11-24-2014 10:39 PM
Hi,
Im doing project in sound source localization. I have started
with finding the time delay between the 2 microphones using cross correlation.
I have done by giving a simulated signal first. The problem which im facing is
, if i give a floating point value like 0.05 as a delay im not able to get the
output delay the same. But it works well for real numbers. can u plz help.
11-25-2014 03:31 AM - edited 11-25-2014 03:37 AM
You wire a value of 0.05 to an integer and expect that to result in what? 50? 5000?
Obviously, you have to dig a little deeper in frequency basics like phaseshifting, time vs. samples. vs. frequency and computational constraints (data types like integer vs. floating point).
If you are going to hardware later on:
You should use dynamic signal acquisition devices (DSA) for audio acquisition and you require high accuracy of synchronization. Did you already thought about this?
Norbert
EDIT: Please leave text in default color. Your front panel is close to useless as labels are not readable (bad contrast). Also updated link for synchronization to a better white paper.
11-25-2014 04:13 AM
Thanks for the reply . I wire a 0.05 and i should get 0.05 as output.. Im not able to analyse what mistake i have done.
My next question was the same. How to acquire 2 signals simultaneously. tHank u for the pre-answer. I have a PXI with 1 GRAS microphone and one USB microphne.. Is it possible to acquire signal at the same time?
11-25-2014 04:46 AM
You add SAMPLES as offset (phase shift) to your signals. As there is no fractional number of SAMPLES, you see no shift when adding 0.05.
You have to compute the number of SAMPLES your TIME 0.05s represent. This is depending on the SAMPLING SPEED (aka sample frequency) which you configured for simulate signal in your VI.

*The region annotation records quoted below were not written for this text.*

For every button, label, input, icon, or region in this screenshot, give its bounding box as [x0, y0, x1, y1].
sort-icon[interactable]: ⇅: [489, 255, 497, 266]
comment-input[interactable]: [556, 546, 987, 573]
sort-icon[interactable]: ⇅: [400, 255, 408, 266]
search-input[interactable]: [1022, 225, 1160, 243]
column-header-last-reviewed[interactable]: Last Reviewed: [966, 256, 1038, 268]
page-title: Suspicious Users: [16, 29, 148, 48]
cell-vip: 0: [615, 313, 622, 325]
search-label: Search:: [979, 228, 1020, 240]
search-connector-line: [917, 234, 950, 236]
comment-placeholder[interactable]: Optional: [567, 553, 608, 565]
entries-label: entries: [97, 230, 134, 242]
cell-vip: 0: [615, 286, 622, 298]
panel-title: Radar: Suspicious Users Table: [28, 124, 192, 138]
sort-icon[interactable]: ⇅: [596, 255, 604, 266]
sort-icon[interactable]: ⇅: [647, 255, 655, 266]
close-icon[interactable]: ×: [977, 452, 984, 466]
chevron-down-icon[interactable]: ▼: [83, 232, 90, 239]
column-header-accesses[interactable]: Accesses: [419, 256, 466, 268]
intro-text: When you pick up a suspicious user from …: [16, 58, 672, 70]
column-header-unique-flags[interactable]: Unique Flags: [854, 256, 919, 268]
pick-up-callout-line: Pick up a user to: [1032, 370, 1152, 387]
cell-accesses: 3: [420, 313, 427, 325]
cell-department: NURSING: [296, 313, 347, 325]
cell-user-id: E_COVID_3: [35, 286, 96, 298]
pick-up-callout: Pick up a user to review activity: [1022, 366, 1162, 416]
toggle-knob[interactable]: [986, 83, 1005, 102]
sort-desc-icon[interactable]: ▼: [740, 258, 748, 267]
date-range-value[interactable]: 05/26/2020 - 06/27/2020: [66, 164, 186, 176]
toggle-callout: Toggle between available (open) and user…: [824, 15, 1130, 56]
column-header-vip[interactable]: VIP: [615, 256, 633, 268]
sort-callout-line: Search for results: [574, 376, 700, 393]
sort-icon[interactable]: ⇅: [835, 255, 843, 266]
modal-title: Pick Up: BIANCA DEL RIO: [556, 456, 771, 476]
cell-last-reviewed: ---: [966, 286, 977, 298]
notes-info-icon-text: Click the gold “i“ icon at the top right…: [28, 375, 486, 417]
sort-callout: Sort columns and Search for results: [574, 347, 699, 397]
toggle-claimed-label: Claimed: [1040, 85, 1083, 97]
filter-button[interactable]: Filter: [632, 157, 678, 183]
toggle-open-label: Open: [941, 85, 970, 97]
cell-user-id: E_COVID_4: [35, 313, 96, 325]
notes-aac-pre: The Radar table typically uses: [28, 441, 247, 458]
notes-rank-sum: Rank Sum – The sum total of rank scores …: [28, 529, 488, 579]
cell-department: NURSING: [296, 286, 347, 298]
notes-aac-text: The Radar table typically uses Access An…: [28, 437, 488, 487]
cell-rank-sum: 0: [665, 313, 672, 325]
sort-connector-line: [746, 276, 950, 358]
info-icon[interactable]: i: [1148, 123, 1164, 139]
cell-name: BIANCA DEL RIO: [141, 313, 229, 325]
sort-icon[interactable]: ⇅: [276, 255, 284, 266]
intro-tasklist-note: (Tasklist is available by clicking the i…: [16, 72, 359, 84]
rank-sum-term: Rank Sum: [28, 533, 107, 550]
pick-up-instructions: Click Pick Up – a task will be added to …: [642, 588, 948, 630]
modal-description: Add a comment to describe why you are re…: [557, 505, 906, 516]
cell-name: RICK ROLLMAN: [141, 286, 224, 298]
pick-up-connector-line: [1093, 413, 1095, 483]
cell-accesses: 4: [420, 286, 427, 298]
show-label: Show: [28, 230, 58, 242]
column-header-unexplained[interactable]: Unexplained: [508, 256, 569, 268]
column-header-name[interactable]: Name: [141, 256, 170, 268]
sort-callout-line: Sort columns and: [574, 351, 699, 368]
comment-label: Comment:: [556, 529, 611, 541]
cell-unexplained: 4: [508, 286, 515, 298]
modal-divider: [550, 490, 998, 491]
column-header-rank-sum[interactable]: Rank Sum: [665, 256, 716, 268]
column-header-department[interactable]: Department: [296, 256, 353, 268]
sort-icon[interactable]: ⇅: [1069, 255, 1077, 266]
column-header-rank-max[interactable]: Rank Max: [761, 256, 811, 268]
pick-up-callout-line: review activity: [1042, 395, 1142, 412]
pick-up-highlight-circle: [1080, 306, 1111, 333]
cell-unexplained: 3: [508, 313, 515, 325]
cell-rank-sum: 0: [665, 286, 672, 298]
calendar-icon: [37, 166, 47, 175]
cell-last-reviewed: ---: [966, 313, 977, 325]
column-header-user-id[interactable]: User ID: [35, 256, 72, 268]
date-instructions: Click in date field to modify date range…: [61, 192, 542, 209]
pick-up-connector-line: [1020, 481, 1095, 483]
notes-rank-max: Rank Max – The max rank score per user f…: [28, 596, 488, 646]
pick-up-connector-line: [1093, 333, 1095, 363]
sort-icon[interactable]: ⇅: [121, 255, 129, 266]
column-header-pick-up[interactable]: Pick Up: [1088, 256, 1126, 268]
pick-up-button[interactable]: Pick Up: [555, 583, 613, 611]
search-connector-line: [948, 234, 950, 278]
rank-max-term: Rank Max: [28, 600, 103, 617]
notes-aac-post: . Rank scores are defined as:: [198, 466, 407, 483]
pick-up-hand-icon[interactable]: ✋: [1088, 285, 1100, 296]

I doubt that you can synchronize your microphones as you don't know the delays of the sound devices and the driver for those. This can be several us up to easily more than 100ms. Taking speed of sound into account, there is an inherent (and unknown) inaccuracy of easily more than 30 m in your measurement. Depending on the desired accuracy, you require highly synchronized data aquisition including same wire lenght!
I think you can find this reference architecture very intersting!
Norbert
11-27-2014 03:36 AM
This white paper is really interesting.. thank u so much.